The camera even has an artificial intelligence (AI) mode that automatically recognises scenes and applies the appropriate settings. Most of the results were a tad too contrasting and saturated for my taste but to each their own.
Even though the camera has af/1.8 aperture I was not impressed with the F9’s low-light capture capabilities. The lack of optical image stabilisation multiplies the challenge in low-light photography. The resulting photos are a little dim and noise processing smoothens out the details too much.
Oppo has made a name for itself as a selfie-focused camera company. The F9’s 25-Megapixel front camera certainly has, on paper at least, the stuff a selfie lover will desire. You get all the usual portrait lighting modes to liven up an otherwise generic shot.
That being said, I am definitely not the target audience for this phone. But judging from the few experiments I attempted with the F9’s selfie camera, there is enough meat here to satisfy those who value it.

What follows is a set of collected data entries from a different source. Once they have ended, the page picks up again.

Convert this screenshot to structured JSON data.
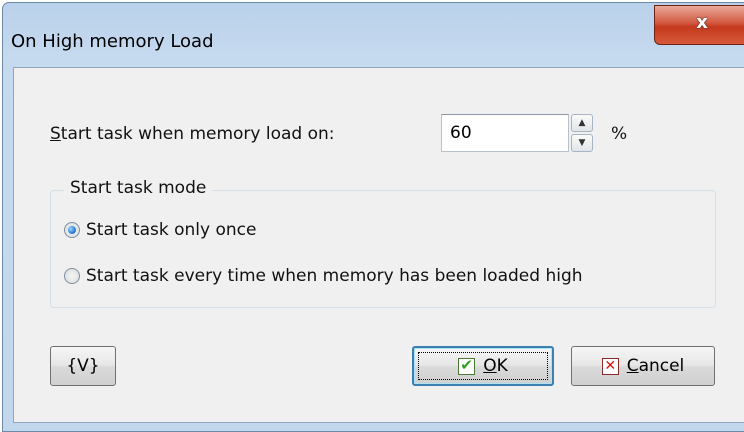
{
  "window": {
    "title": "On High memory Load",
    "close_label": "x"
  },
  "memory_load": {
    "label_accel": "S",
    "label_rest": "tart task when memory load on:",
    "value": "60",
    "unit": "%"
  },
  "mode_group": {
    "title": "Start task mode",
    "options": [
      {
        "label": "Start task only once",
        "checked": true
      },
      {
        "label": "Start task every time when memory has been loaded high",
        "checked": false
      }
    ]
  },
  "buttons": {
    "variables_label": "{V}",
    "ok_accel": "O",
    "ok_rest": "K",
    "cancel_accel": "C",
    "cancel_rest": "ancel"
  },
  "icons": {
    "close": "close-icon",
    "ok": "checkmark-icon",
    "cancel": "cross-icon",
    "spin_up": "arrow-up-icon",
    "spin_down": "arrow-down-icon"
  }
}
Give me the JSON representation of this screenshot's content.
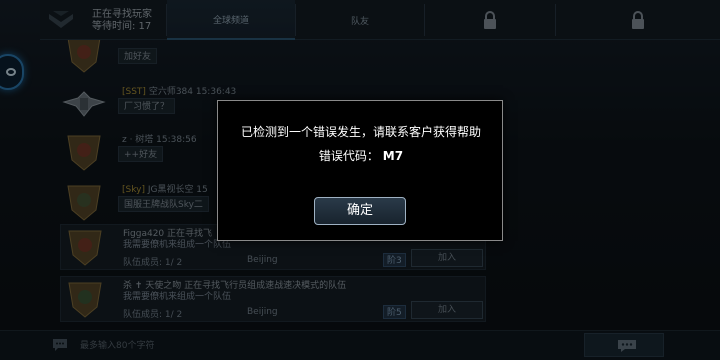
{
  "topbar": {
    "status_line1": "正在寻找玩家",
    "status_line2": "等待时间: 17",
    "tabs": [
      "全球频道",
      "队友"
    ],
    "locked_tabs": 2
  },
  "chat": {
    "messages": [
      {
        "name": "",
        "text": "加好友"
      },
      {
        "tag": "[SST]",
        "name": " 空六师384 15:36:43",
        "text": "厂习惯了？"
      },
      {
        "tag": "",
        "name": "z · 树塔 15:38:56",
        "text": "++好友"
      },
      {
        "tag": "[Sky]",
        "name": " JG黑视长空  15",
        "text": "国服王牌战队Sky二"
      }
    ],
    "teams": [
      {
        "title": "Figga420 正在寻找飞",
        "subtitle": "我需要僚机来组成一个队伍",
        "members": "队伍成员: 1/ 2",
        "location": "Beijing",
        "rank": "阶3",
        "join": "加入"
      },
      {
        "title": "杀 ✝ 天使之吻 正在寻找飞行员组成速战速决模式的队伍",
        "subtitle": "我需要僚机来组成一个队伍",
        "members": "队伍成员: 1/ 2",
        "location": "Beijing",
        "rank": "阶5",
        "join": "加入"
      }
    ]
  },
  "bottombar": {
    "input_placeholder": "最多输入80个字符"
  },
  "dialog": {
    "message": "已检测到一个错误发生，请联系客户获得帮助",
    "code_label": "错误代码：",
    "code_value": "M7",
    "ok_label": "确定"
  },
  "colors": {
    "accent": "#2f7fb8",
    "clan_tag": "#b59a3a",
    "dialog_bg": "#000000"
  },
  "icons": [
    "rank-chevron-icon",
    "lock-icon",
    "chat-bubble-icon",
    "send-message-icon",
    "eye-icon",
    "military-badge-icon",
    "wings-badge-icon"
  ]
}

On a whole, I can’t say that the Oppo F9 overly impressed me in any aspect. Sure, the shiny diamond shaped back looks impressive and would be appreciated by the style conscious user.
The waterdrop notch is a nice touch as it maximises the 6.3-inch screen’s space effectively for a ful picture. More phones should adopt this type of notch in my opinion as it is less obstrusive.
The biggest plus point in the F9 is the VOOC fast charging but the caveat is that it needs that specific charger and cable to work.
But, I wouldn’t say that the camera was anything to write home about but the selfie-conscious should find this a good choice, to say the least.
In closing, the Oppo F9 has a US$337 (RM1,399) price tag which is too expensive in my opinion.
In this highly competitive mid-range segment, a MediaTek powered smartphone with a middling camera just won’t cut it. Perhaps the only bright spot is the selfie camera and fast charging aspect, making it ideal for selfie conscious power users.